Author : David Strydom

01 October 2015

Debbie White
Debbie White

PFM magazine has scooped the final interview given by outgoing CEO of Sodexo UK & Ireland. After a very successful stint at the helm, Debbie White explains how she brought the best out of the outsourcer. The wide-ranging interview will be published in the November print edition. Below is an excerpt.

Sodexo recently announces changes to its UK&I leadership team. Neil Murray has been appointed Region Chair for Sodexo UK & Ireland and will succeed Debbie White who has been appointed CEO for Healthcare worldwide in addtion to her recently acquired role of CEO for Government and Agencies worldwide which includes responsibility for justice, defence and government services globally.

White has led the business in the UK and Ireland for the past three and a half years and achieved successful and sustained growth over that time.

White said, "It has been a pleasure to lead the UK and Ireland over the last three years and I am very proud of what has been achieved during that time. I am excited about my new global roles and wish Neil every success in his new role."

EXCERPT FROM AN INTERVIEW GIVEN BY WHITE, DAYS BEFORE THE NEW CHANGES WERE ANNOUNCED:

“I’m really sorry Debbie, but you can’t come into the kitchen,” the chef said to his CEO. It was one of those moments where you didn’t have to be there to appreciate its impact. Debbie White, head of Sodexo UK & Ireland, was visiting an oil-and-gas site in Humber, where her company performs a range of services including catering, when one of her employees scolded her for walking into a restricted area.

While relaying the anecdote – which White does to illustrate a point about the professionalism of Sodexo employees – she imitates the quizzical, almost offended expression she gave the chef. “Why not?” she asked. His reply: “You’re not wearing the right safety footwear.”

“It was my ‘aha’ moment on health and safety,” White says. “One of our chefs was willing and brave enough to let me know nobody is going to walk into his kitchen unless they’re wearing rubber-sole shoes. That’s the culture I want to see across the organisation – that people can say anything they want to say to me.”

Say anything you want to your CEO? It sounds like a suicidal request to be despatched down the moon-door (for those who aren't devotees of the HBO sci-fi fantasy series Game of Thrones, to fly down the moon-door is to be unceremoniously shoved through a hole in the sky to one’s certain death).

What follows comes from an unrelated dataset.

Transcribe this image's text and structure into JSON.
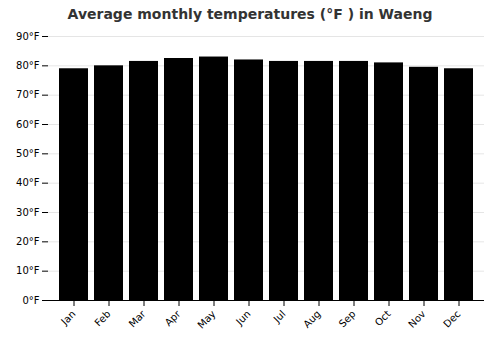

But White means it. She doesn't hesitate to speak her mind and appears to have a grudging respect for those who retaliate in kind. Would I like to test that theory? No. But there are many Sodexo employees who have – and who’ve lived to tell the tale. “I spend a lot of time ‘in the field’,” White says. “I’m paid to ensure I know what’s going on ‘down there’, so to speak. I hold CEO roadshows where I listen to the staff. They know they can say pretty much whatever they like to me.”

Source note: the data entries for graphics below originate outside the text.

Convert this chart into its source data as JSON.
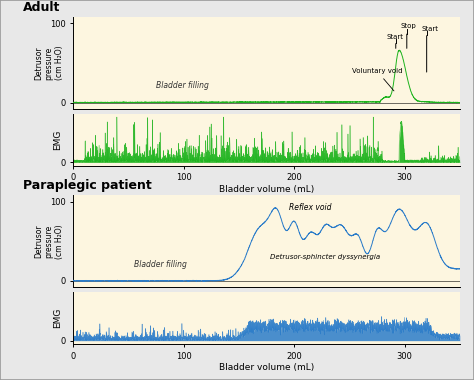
{
  "fig_bg_color": "#e8e8e8",
  "panel_bg_color": "#fdf6e0",
  "adult_color": "#1db31d",
  "para_color": "#2b7cc9",
  "xlim": [
    0,
    350
  ],
  "ylim_pressure": [
    -8,
    108
  ],
  "ylim_emg": [
    -5,
    75
  ],
  "xticks": [
    0,
    100,
    200,
    300
  ],
  "yticks_pressure": [
    0,
    100
  ],
  "yticks_emg": [
    0
  ],
  "xlabel": "Bladder volume (mL)",
  "ylabel_pressure": "Detrusor\npressure\n(cm H₂O)",
  "ylabel_emg": "EMG",
  "adult_title": "Adult",
  "para_title": "Paraplegic patient"
}
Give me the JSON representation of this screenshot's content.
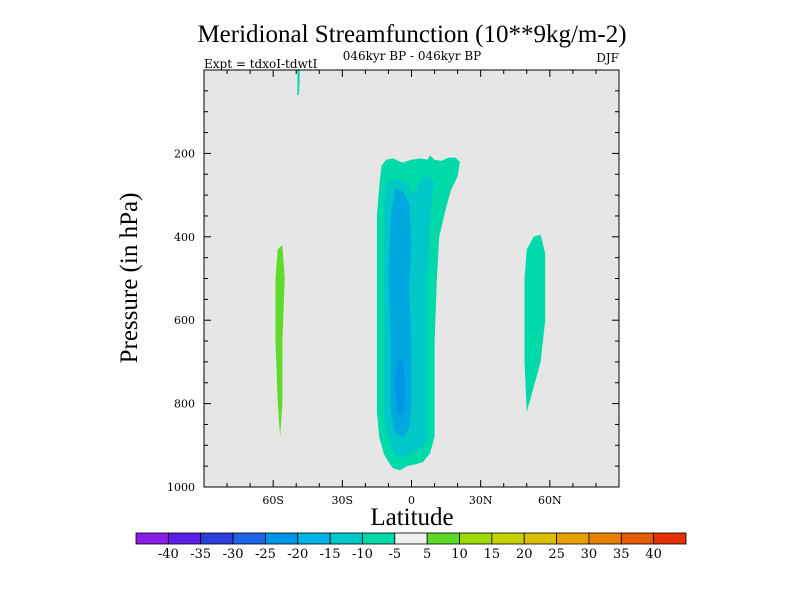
{
  "chart_data": {
    "type": "contour",
    "title": "Meridional Streamfunction (10**9kg/m-2)",
    "subtitle": "046kyr BP - 046kyr BP",
    "left_label": "Expt = tdxoI-tdwtI",
    "right_label": "DJF",
    "xlabel": "Latitude",
    "ylabel": "Pressure (in hPa)",
    "xlim": [
      -90,
      90
    ],
    "ylim": [
      1000,
      0
    ],
    "x_ticks": [
      {
        "value": -60,
        "label": "60S"
      },
      {
        "value": -30,
        "label": "30S"
      },
      {
        "value": 0,
        "label": "0"
      },
      {
        "value": 30,
        "label": "30N"
      },
      {
        "value": 60,
        "label": "60N"
      }
    ],
    "y_ticks": [
      {
        "value": 200,
        "label": "200"
      },
      {
        "value": 400,
        "label": "400"
      },
      {
        "value": 600,
        "label": "600"
      },
      {
        "value": 800,
        "label": "800"
      },
      {
        "value": 1000,
        "label": "1000"
      }
    ],
    "background_color": "#e6e6e6",
    "regions": [
      {
        "name": "cell-high-lat-north-strip",
        "level": -10,
        "color": "#00d9a8",
        "points": [
          [
            -49.5,
            0
          ],
          [
            -48.5,
            0
          ],
          [
            -48.5,
            20
          ],
          [
            -48.8,
            60
          ],
          [
            -49.5,
            60
          ]
        ]
      },
      {
        "name": "cell-60s-positive",
        "level": 5,
        "color": "#5fd92a",
        "points": [
          [
            -58,
            430
          ],
          [
            -56,
            420
          ],
          [
            -55,
            500
          ],
          [
            -56,
            650
          ],
          [
            -56,
            800
          ],
          [
            -57,
            880
          ],
          [
            -58,
            800
          ],
          [
            -59,
            650
          ],
          [
            -59,
            500
          ]
        ]
      },
      {
        "name": "cell-60n-negative",
        "level": -10,
        "color": "#00d9a8",
        "points": [
          [
            53,
            400
          ],
          [
            56,
            395
          ],
          [
            58,
            440
          ],
          [
            58,
            600
          ],
          [
            56,
            700
          ],
          [
            52,
            780
          ],
          [
            50,
            820
          ],
          [
            49,
            700
          ],
          [
            49,
            500
          ],
          [
            50,
            430
          ]
        ]
      },
      {
        "name": "cell-tropics-outer",
        "level": -10,
        "color": "#00d9a8",
        "points": [
          [
            -13,
            230
          ],
          [
            -11,
            215
          ],
          [
            -8,
            212
          ],
          [
            -4,
            222
          ],
          [
            0,
            215
          ],
          [
            4,
            212
          ],
          [
            7,
            215
          ],
          [
            8,
            205
          ],
          [
            10,
            215
          ],
          [
            13,
            218
          ],
          [
            16,
            210
          ],
          [
            19,
            210
          ],
          [
            21,
            220
          ],
          [
            20,
            255
          ],
          [
            17,
            290
          ],
          [
            15,
            330
          ],
          [
            12,
            400
          ],
          [
            11,
            500
          ],
          [
            10,
            650
          ],
          [
            10,
            800
          ],
          [
            10,
            880
          ],
          [
            8,
            920
          ],
          [
            5,
            940
          ],
          [
            2,
            945
          ],
          [
            -2,
            950
          ],
          [
            -5,
            960
          ],
          [
            -8,
            955
          ],
          [
            -10,
            940
          ],
          [
            -12,
            920
          ],
          [
            -14,
            880
          ],
          [
            -15,
            820
          ],
          [
            -15,
            650
          ],
          [
            -15,
            500
          ],
          [
            -15,
            350
          ],
          [
            -14,
            280
          ]
        ]
      },
      {
        "name": "cell-tropics-minus15",
        "level": -15,
        "color": "#00c8c8",
        "points": [
          [
            -11,
            270
          ],
          [
            -6,
            260
          ],
          [
            -2,
            270
          ],
          [
            1,
            300
          ],
          [
            4,
            260
          ],
          [
            7,
            255
          ],
          [
            10,
            270
          ],
          [
            9,
            300
          ],
          [
            8,
            380
          ],
          [
            7,
            500
          ],
          [
            7,
            650
          ],
          [
            7,
            800
          ],
          [
            7,
            880
          ],
          [
            5,
            905
          ],
          [
            0,
            920
          ],
          [
            -4,
            930
          ],
          [
            -7,
            925
          ],
          [
            -9,
            900
          ],
          [
            -11,
            870
          ],
          [
            -12,
            820
          ],
          [
            -12,
            650
          ],
          [
            -12,
            500
          ],
          [
            -12,
            350
          ]
        ]
      },
      {
        "name": "cell-tropics-minus20",
        "level": -20,
        "color": "#00a8e0",
        "points": [
          [
            -7,
            285
          ],
          [
            -4,
            290
          ],
          [
            -1,
            320
          ],
          [
            0,
            420
          ],
          [
            -1,
            520
          ],
          [
            0,
            650
          ],
          [
            0,
            800
          ],
          [
            -1,
            860
          ],
          [
            -4,
            880
          ],
          [
            -7,
            870
          ],
          [
            -9,
            820
          ],
          [
            -9,
            650
          ],
          [
            -10,
            500
          ],
          [
            -9,
            350
          ]
        ]
      },
      {
        "name": "cell-tropics-core",
        "level": -25,
        "color": "#0096e6",
        "points": [
          [
            -6,
            700
          ],
          [
            -4,
            690
          ],
          [
            -3,
            740
          ],
          [
            -3,
            800
          ],
          [
            -4,
            830
          ],
          [
            -6,
            820
          ],
          [
            -7,
            770
          ],
          [
            -7,
            730
          ]
        ]
      }
    ],
    "colorbar": {
      "boxes": [
        "#8a1ee6",
        "#5a1ee6",
        "#2d3cdc",
        "#1e64e6",
        "#0096e6",
        "#00b4e6",
        "#00c8c8",
        "#00d9a8",
        "#f0f0f0",
        "#5fd92a",
        "#a0d90a",
        "#c8d200",
        "#dcbe00",
        "#e6a000",
        "#e68200",
        "#e65a00",
        "#e63200"
      ],
      "labels": [
        "-40",
        "-35",
        "-30",
        "-25",
        "-20",
        "-15",
        "-10",
        "-5",
        "5",
        "10",
        "15",
        "20",
        "25",
        "30",
        "35",
        "40"
      ]
    }
  }
}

Are they really that forthright, though? Is any subject up for debate? “Yes. They want to know why they can’t, for instance, order gym mats. Or whether I’m doing everything I can to improve their lives.”

Have they ever been so forthright as to be rude? “Our employees are professional – they generally wouldn’t be rude. Nonetheless, we have robust conversations where people can say what they need to say. On my last roadshow in Scotland, for instance, people were quite direct. One said: ‘I was told bread would be delivered at such-and-such a time, and it hasn’t happened. What are you going to do about it?’”

White says she often can’t solve such issues on the spot, but asks the complainants for their contact details so she can deal with their queries as soon as possible. “As long as I demonstrate we can solve their problems together, it improves our frontline engagement. People feel like we’re taking their quality of life seriously. We can’t say we’re here to improve our customers’ quality of life if we’re not doing it for our own employees.”